This week I took on a project of immense size. I went through every letter I had saved; received, or written. Most of them are not being kept. Some are. I had hundreds. I did not want family at some future date to have to look at them and say, "Who wants these things?". It was a fun and sometimes painful trip as I read those letters. I realized how many lives have touched mine through these years of ministry. I was reminded of the great host of friends who were and are a part of us, Ann and Me. She has been reading the letters. I think she is saving some I had targeted for the trash. No surprise.

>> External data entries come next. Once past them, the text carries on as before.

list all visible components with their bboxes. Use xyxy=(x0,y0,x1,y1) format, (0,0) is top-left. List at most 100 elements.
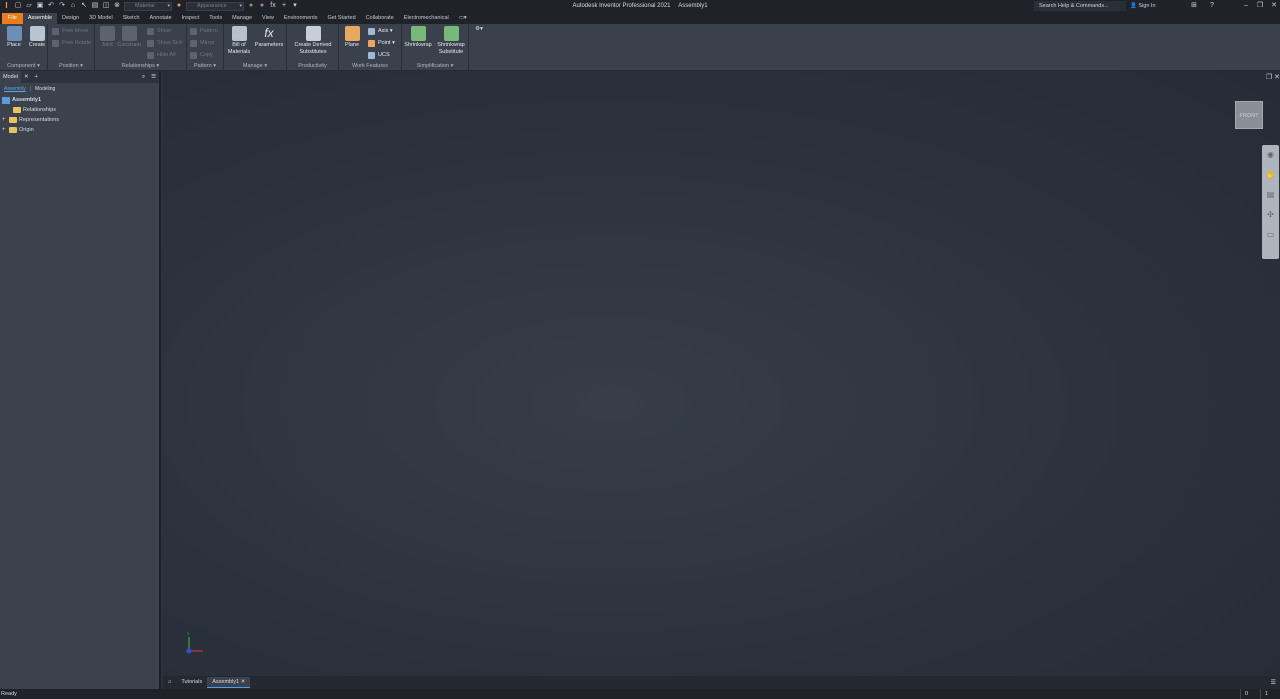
adjust-icon[interactable]: ● xyxy=(258,2,266,10)
tab-electromechanical[interactable]: Electromechanical xyxy=(399,13,454,24)
help-icon[interactable]: ? xyxy=(1206,0,1218,12)
panel-label-simplification[interactable]: Simplification ▾ xyxy=(402,62,468,71)
plus-icon[interactable]: + xyxy=(280,2,288,10)
show-sick-button[interactable]: Show Sick xyxy=(147,38,183,48)
ribbon-options-button[interactable]: ⚙▾ xyxy=(470,26,488,33)
create-label: Create xyxy=(28,42,46,48)
place-button[interactable]: Place xyxy=(2,26,26,49)
tabs-menu-icon[interactable]: ☰ xyxy=(1271,679,1280,686)
appearance-combo[interactable]: Appearance ▾ xyxy=(186,1,244,11)
update-icon[interactable]: ▤ xyxy=(91,2,99,10)
free-move-button[interactable]: Free Move xyxy=(52,26,88,36)
tab-annotate[interactable]: Annotate xyxy=(145,13,177,24)
create-derived-substitutes-button[interactable]: Create Derived Substitutes xyxy=(289,26,337,56)
restore-icon[interactable]: ❐ xyxy=(1254,0,1266,12)
panel-label-pattern[interactable]: Pattern ▾ xyxy=(187,62,223,71)
document-tabs: ⌂ Tutorials Assembly1 ✕ ☰ xyxy=(163,676,1280,689)
search-input[interactable]: Search Help & Commands... xyxy=(1034,1,1126,11)
select-icon[interactable]: ↖ xyxy=(80,2,88,10)
tree-node-origin[interactable]: + Origin xyxy=(2,125,159,135)
tab-3d-model[interactable]: 3D Model xyxy=(84,13,118,24)
tree-node-representations[interactable]: + Representations xyxy=(2,115,159,125)
clear-appearance-icon[interactable]: ● xyxy=(247,2,255,10)
zoom-icon[interactable]: ▤ xyxy=(1262,185,1279,205)
menu-icon[interactable]: ☰ xyxy=(148,74,159,80)
measure-icon[interactable]: ◫ xyxy=(102,2,110,10)
tree-node-assembly1[interactable]: Assembly1 xyxy=(2,95,159,105)
close-icon[interactable]: ✕ xyxy=(21,74,32,80)
joint-button[interactable]: Joint xyxy=(95,26,119,49)
tab-file[interactable]: File xyxy=(2,13,23,24)
show-button[interactable]: Show xyxy=(147,26,171,36)
customize-icon[interactable]: ▾ xyxy=(291,2,299,10)
look-at-icon[interactable]: ▭ xyxy=(1262,225,1279,245)
expand-icon[interactable]: + xyxy=(2,125,7,135)
pan-icon[interactable]: ✋ xyxy=(1262,165,1279,185)
video-icon[interactable]: ▭▾ xyxy=(454,13,472,24)
mirror-button[interactable]: Mirror xyxy=(190,38,214,48)
material-icon[interactable]: ⊗ xyxy=(113,2,121,10)
close-icon[interactable]: ✕ xyxy=(1268,0,1280,12)
browser-tab-model[interactable]: Model xyxy=(0,71,21,83)
material-combo[interactable]: Material ▾ xyxy=(124,1,172,11)
constrain-button[interactable]: Constrain xyxy=(117,26,141,49)
shrinkwrap-substitute-button[interactable]: Shrinkwrap Substitute xyxy=(435,26,467,56)
tab-collaborate[interactable]: Collaborate xyxy=(361,13,399,24)
tab-get-started[interactable]: Get Started xyxy=(323,13,361,24)
pattern-button[interactable]: Pattern xyxy=(190,26,218,36)
close-icon[interactable]: ✕ xyxy=(1274,74,1280,81)
fx-icon[interactable]: fx xyxy=(269,2,277,10)
search-icon[interactable]: ⌕ xyxy=(139,74,148,81)
shrinkwrap-button[interactable]: Shrinkwrap xyxy=(404,26,432,49)
steering-wheel-icon[interactable]: ◉ xyxy=(1262,145,1279,165)
doc-tab-assembly1[interactable]: Assembly1 ✕ xyxy=(207,677,251,688)
bill-of-materials-button[interactable]: Bill of Materials xyxy=(226,26,252,56)
home-icon[interactable]: ⌂ xyxy=(163,677,176,688)
redo-icon[interactable]: ↷ xyxy=(58,2,66,10)
tab-view[interactable]: View xyxy=(257,13,279,24)
graphics-viewport[interactable]: ❐ ✕ FRONT ◉ ✋ ▤ ✣ ▭ Y xyxy=(163,71,1280,676)
panel-label-relationships[interactable]: Relationships ▾ xyxy=(95,62,186,71)
undo-icon[interactable]: ↶ xyxy=(47,2,55,10)
maximize-icon[interactable]: ❐ xyxy=(1266,74,1272,81)
subtab-assembly[interactable]: Assembly xyxy=(4,86,26,92)
panel-label-manage[interactable]: Manage ▾ xyxy=(224,62,286,71)
panel-label-component[interactable]: Component ▾ xyxy=(0,62,47,71)
folder-icon xyxy=(9,127,17,133)
appearance-icon[interactable]: ● xyxy=(175,2,183,10)
plane-button[interactable]: Plane xyxy=(341,26,363,49)
copy-icon xyxy=(190,52,197,59)
inventor-logo-icon[interactable]: I xyxy=(2,1,11,11)
tab-sketch[interactable]: Sketch xyxy=(118,13,145,24)
tree-node-relationships[interactable]: Relationships xyxy=(2,105,159,115)
save-icon[interactable]: ▣ xyxy=(36,2,44,10)
hide-all-button[interactable]: Hide All xyxy=(147,50,176,60)
expand-icon[interactable]: + xyxy=(2,115,7,125)
viewcube[interactable]: FRONT xyxy=(1235,101,1263,129)
doc-tab-tutorials[interactable]: Tutorials xyxy=(176,677,207,688)
close-icon[interactable]: ✕ xyxy=(241,679,246,685)
home-icon[interactable]: ⌂ xyxy=(69,2,77,10)
parameters-button[interactable]: fx Parameters xyxy=(254,26,284,49)
tab-environments[interactable]: Environments xyxy=(279,13,323,24)
point-button[interactable]: Point ▾ xyxy=(368,38,395,48)
tab-tools[interactable]: Tools xyxy=(204,13,227,24)
tab-assemble[interactable]: Assemble xyxy=(22,13,58,24)
tab-manage[interactable]: Manage xyxy=(227,13,257,24)
minimize-icon[interactable]: – xyxy=(1240,0,1252,12)
orbit-icon[interactable]: ✣ xyxy=(1262,205,1279,225)
tab-inspect[interactable]: Inspect xyxy=(177,13,205,24)
open-icon[interactable]: ▱ xyxy=(25,2,33,10)
copy-button[interactable]: Copy xyxy=(190,50,213,60)
ucs-button[interactable]: UCS xyxy=(368,50,390,60)
subtab-modeling[interactable]: Modeling xyxy=(35,86,55,92)
create-button[interactable]: Create xyxy=(25,26,49,49)
axis-button[interactable]: Axis ▾ xyxy=(368,26,393,36)
sign-in-button[interactable]: 👤 Sign In xyxy=(1130,1,1156,11)
add-tab-icon[interactable]: + xyxy=(32,74,41,80)
free-rotate-button[interactable]: Free Rotate xyxy=(52,38,91,48)
panel-label-position[interactable]: Position ▾ xyxy=(48,62,94,71)
new-icon[interactable]: ▢ xyxy=(14,2,22,10)
cart-icon[interactable]: ⊞ xyxy=(1188,0,1200,12)
tab-design[interactable]: Design xyxy=(57,13,84,24)
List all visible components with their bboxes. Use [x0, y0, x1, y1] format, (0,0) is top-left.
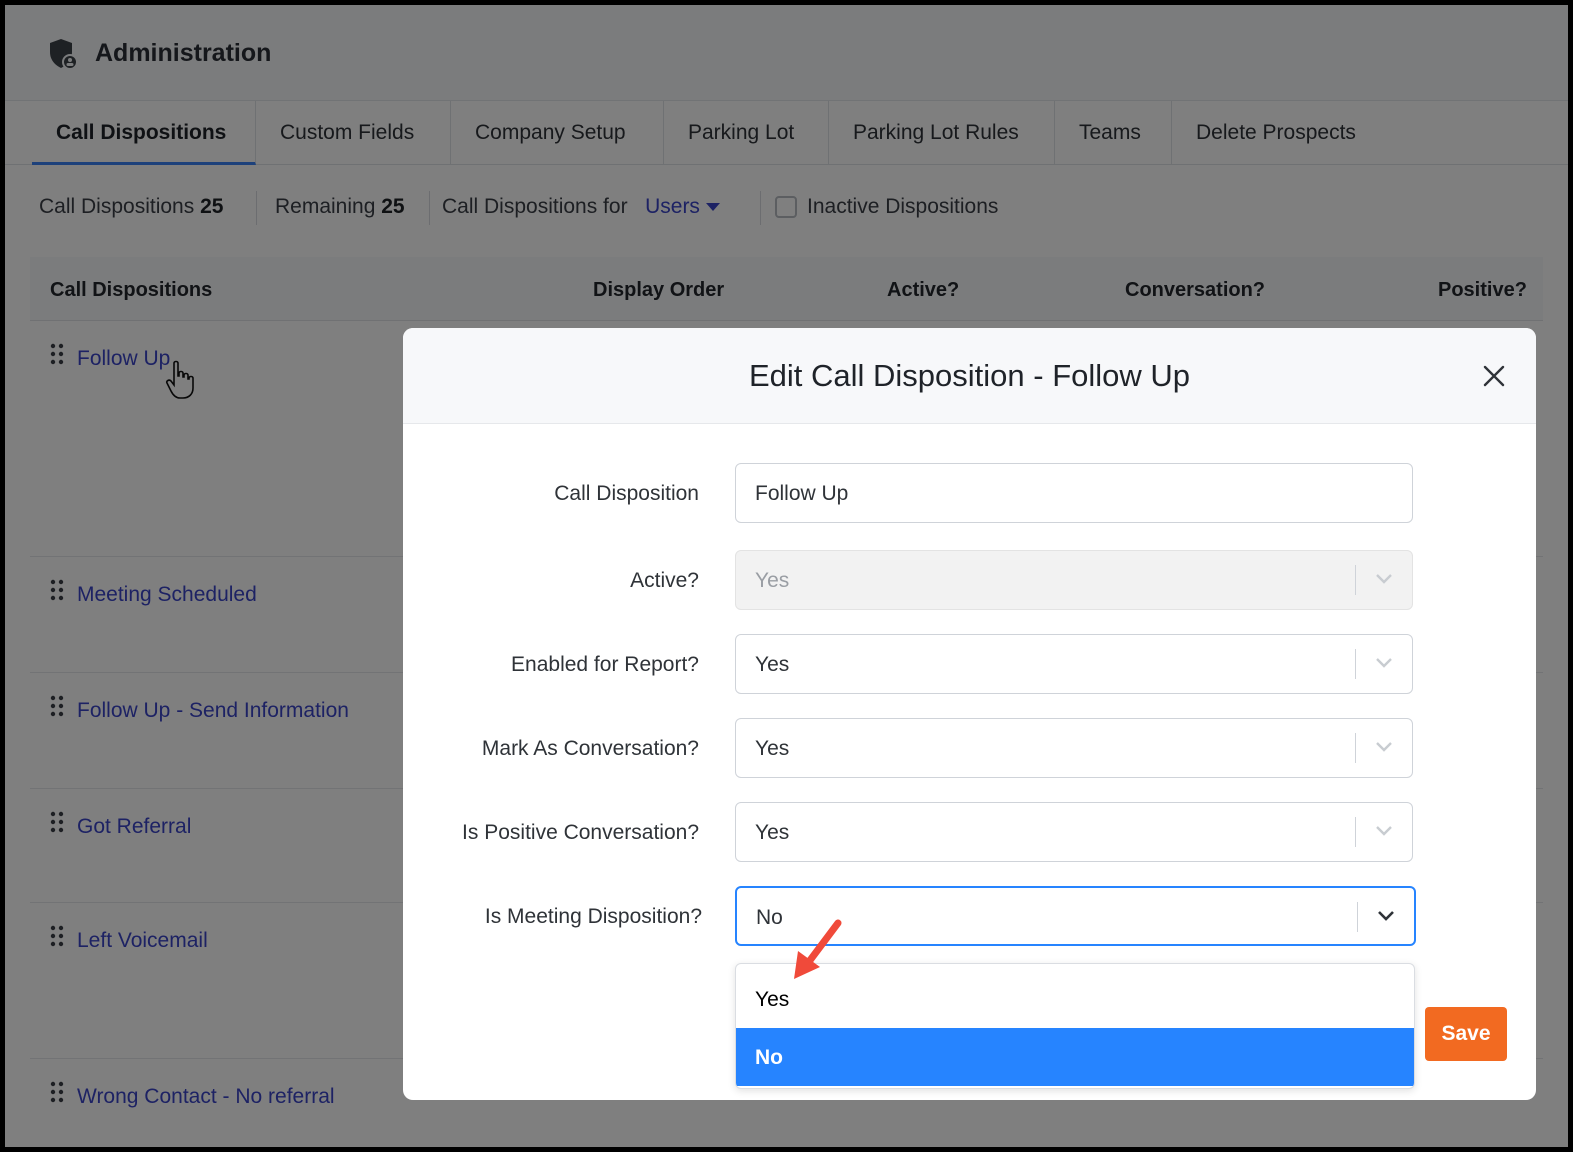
chevron-down-icon — [1378, 911, 1394, 921]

Of all the many minister friends I have known, I single out one in this blog. His name is Jim Logsdon. Jim died suddenly while in the prime of life. He was pastoring Calvary Baptist Church in Enid, Oklahoma. Jim and his wife, Trudy, came to Southwestern Seminary while I was there. They joined the little church I served part-time, Stadium Drive. Jim was a tall handsome, strongly built, quiet fellow. When he spoke you listened. He came to me one day and said: "I would like to be the church custodian. Most of the seminary students have to work to make it. I don't. That makes me feel bad. I want to have a job. You won't need to pay me." What a special blessing that was! He was good at it. He was quiet in this humble ministry, simply doing a task most would never have touched. Jim and Trudy left Seminary after his graduation to do graduate work at Baylor. We invited Jim to come to Wharton to preach a revival. Our pastor at that time, Charles Miller, had been his pastor at Stadium Drive. I still remember a sermon title "East Of Eden" from one of his services. At the end of the revival Jim quietly gave his love offering back to the church!
Following Jim's death his wife, Trudy, wrote an article in their church's newsletter in the place where Jim had written weekly. Here is a part of that article:
" In the last days of our Jim's life on earth he often said to me, ' Trudy, my ministry must be further verified and this may not be until after my death'. His Christlike influence on the many lives he touched will live on through others in the future. The love of Christ so permeated Jim Logsdon's very being that we feel very privileged to have shared such a deeply abiding love with our family member, our friend, and our pastor.".
When I read of men and women in "ministry" living like kings and telling people all sorts of non-biblical things about wealth, I think of someone, like Jim Logsdon,who lived out the words of Apostle Paul, ' for to me to live is Christ and to die is gain'.